In fact, Bitcoin and the S&P500 (US market) are
astonishingly highly correlated.
I 've collected the prices on April 1st of each year from 2015 until 2025 (10 years of historical data).
The results give a
0.959484 correlation.

Nice calculations that prove nothing. I mean the bitcoin price multiplied by 400 in that period while the S&P only like by 2.55 and they are supposed to be highly correlated?
The supposed correlations are human patterns, they do not exist, they are regularities that we project to better understand the phenomena.

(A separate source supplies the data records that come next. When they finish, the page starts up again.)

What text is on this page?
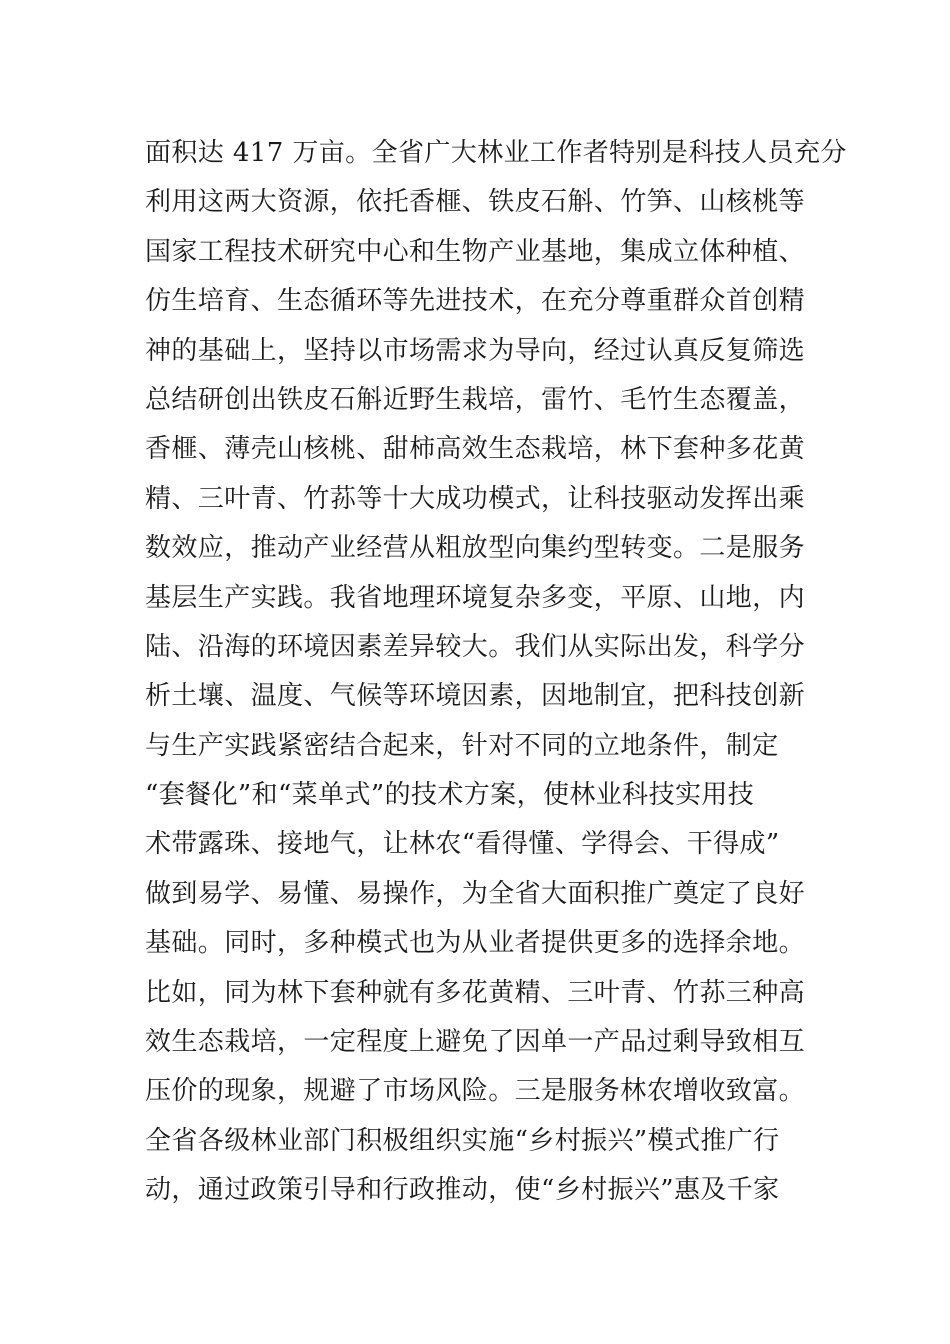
面积达 417 万亩。全省广大林业工作者特别是科技人员充分
利用这两大资源，依托香榧、铁皮石斛、竹笋、山核桃等
国家工程技术研究中心和生物产业基地，集成立体种植、
仿生培育、生态循环等先进技术，在充分尊重群众首创精
神的基础上，坚持以市场需求为导向，经过认真反复筛选
总结研创出铁皮石斛近野生栽培，雷竹、毛竹生态覆盖，
香榧、薄壳山核桃、甜柿高效生态栽培，林下套种多花黄
精、三叶青、竹荪等十大成功模式，让科技驱动发挥出乘
数效应，推动产业经营从粗放型向集约型转变。二是服务
基层生产实践。我省地理环境复杂多变，平原、山地，内
陆、沿海的环境因素差异较大。我们从实际出发，科学分
析土壤、温度、气候等环境因素，因地制宜，把科技创新
与生产实践紧密结合起来，针对不同的立地条件，制定
“套餐化”和“菜单式”的技术方案，使林业科技实用技
术带露珠、接地气，让林农“看得懂、学得会、干得成”
做到易学、易懂、易操作，为全省大面积推广奠定了良好
基础。同时，多种模式也为从业者提供更多的选择余地。
比如，同为林下套种就有多花黄精、三叶青、竹荪三种高
效生态栽培，一定程度上避免了因单一产品过剩导致相互
压价的现象，规避了市场风险。三是服务林农增收致富。
全省各级林业部门积极组织实施“乡村振兴”模式推广行
动，通过政策引导和行政推动，使“乡村振兴”惠及千家
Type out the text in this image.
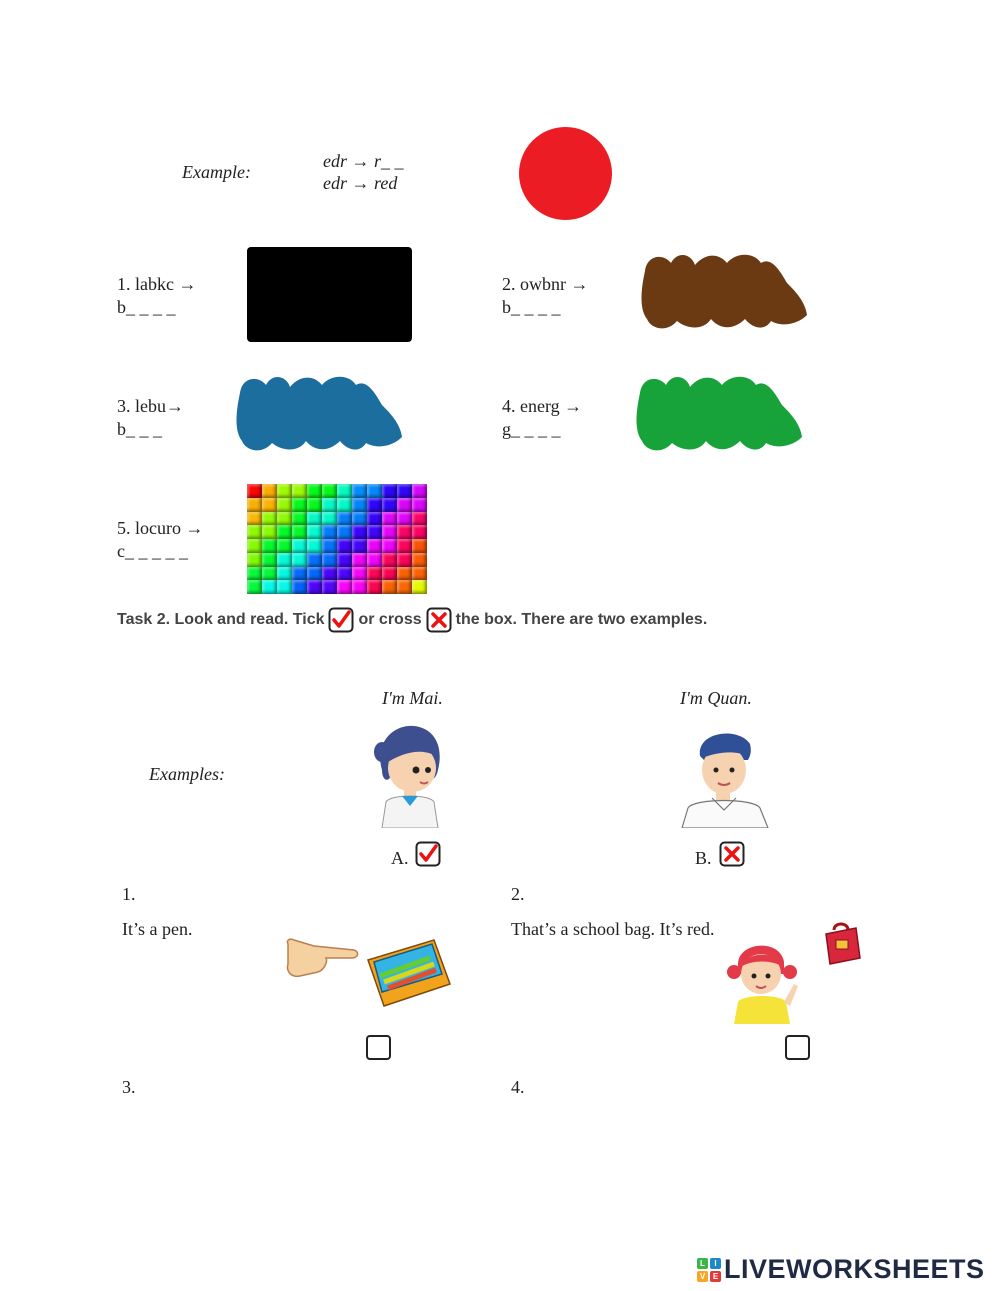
Example:
edr → r_ _
edr → red
1. labkc →
b_ _ _ _
2. owbnr →
b_ _ _ _
3. lebu→
b_ _ _
4. energ →
g_ _ _ _
5. locuro →
c_ _ _ _ _
Task 2. Look and read. Tick or cross ☒ the box. There are two examples.
Examples:
I'm Mai.	I'm Quan.
A.	B.
1.
It’s a pen.
2.
That’s a school bag. It’s red.
3.	4.
L	I
V E LIVEWORKSHEETS
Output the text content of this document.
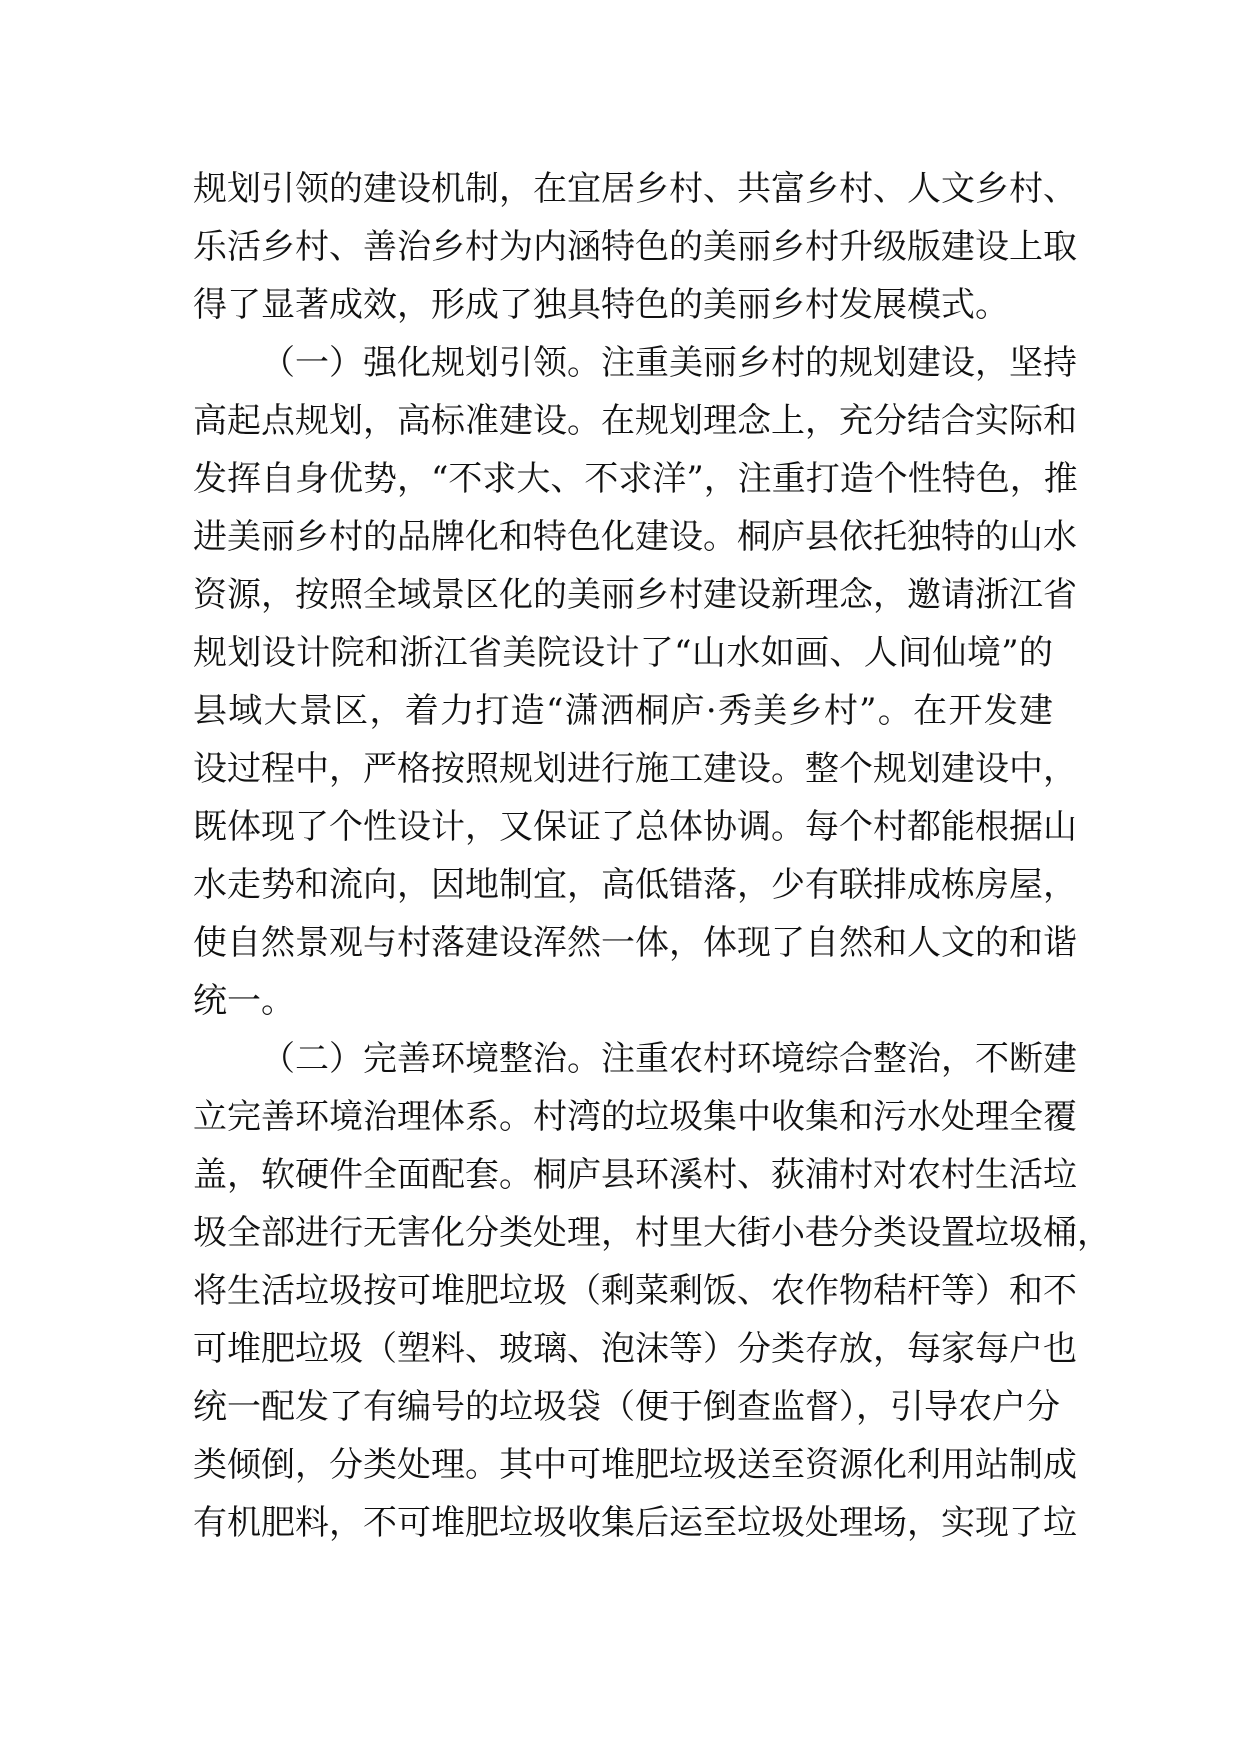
规划引领的建设机制，在宜居乡村、共富乡村、人文乡村、
乐活乡村、善治乡村为内涵特色的美丽乡村升级版建设上取
得了显著成效，形成了独具特色的美丽乡村发展模式。
（一）强化规划引领。注重美丽乡村的规划建设，坚持
高起点规划，高标准建设。在规划理念上，充分结合实际和
发挥自身优势，“不求大、不求洋”，注重打造个性特色，推
进美丽乡村的品牌化和特色化建设。桐庐县依托独特的山水
资源，按照全域景区化的美丽乡村建设新理念，邀请浙江省
规划设计院和浙江省美院设计了“山水如画、人间仙境”的
县域大景区，着力打造“潇洒桐庐·秀美乡村”。在开发建
设过程中，严格按照规划进行施工建设。整个规划建设中，
既体现了个性设计，又保证了总体协调。每个村都能根据山
水走势和流向，因地制宜，高低错落，少有联排成栋房屋，
使自然景观与村落建设浑然一体，体现了自然和人文的和谐
统一。
（二）完善环境整治。注重农村环境综合整治，不断建
立完善环境治理体系。村湾的垃圾集中收集和污水处理全覆
盖，软硬件全面配套。桐庐县环溪村、荻浦村对农村生活垃
圾全部进行无害化分类处理，村里大街小巷分类设置垃圾桶，
将生活垃圾按可堆肥垃圾（剩菜剩饭、农作物秸杆等）和不
可堆肥垃圾（塑料、玻璃、泡沫等）分类存放，每家每户也
统一配发了有编号的垃圾袋（便于倒查监督），引导农户分
类倾倒，分类处理。其中可堆肥垃圾送至资源化利用站制成
有机肥料，不可堆肥垃圾收集后运至垃圾处理场，实现了垃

I have to remind you of the classical example
of people drowning in pools correlated to Nicolas Cage appearing in films.Markets are too complex to be measured and analyzed using math and equations.
It's just like that.
Correlation just means they move in tandem in the same direction, not necessarily at the same rate. The base multiplier for BTC is much lower because the BTC marketcap is much lower and so it requires less money to move than the SP500. If you sum all the 500 businesses in the SP500 you get around $44 trillion, so that is of course a giant much slower to move. The point here is that it moves in the same direction, is just that BTC moves at faster speed, it is higher beta to SP500 of just more volatility, like a leveraged ETF if you want to make the comparative. And so far charts prove that BTC is not acting as gold. However it may start acting as gold at any time, these things are not planned ahead, they just happen due market consensus, and maybe we could see the SP500 crash while the BTC performs well and those that sell miss this move.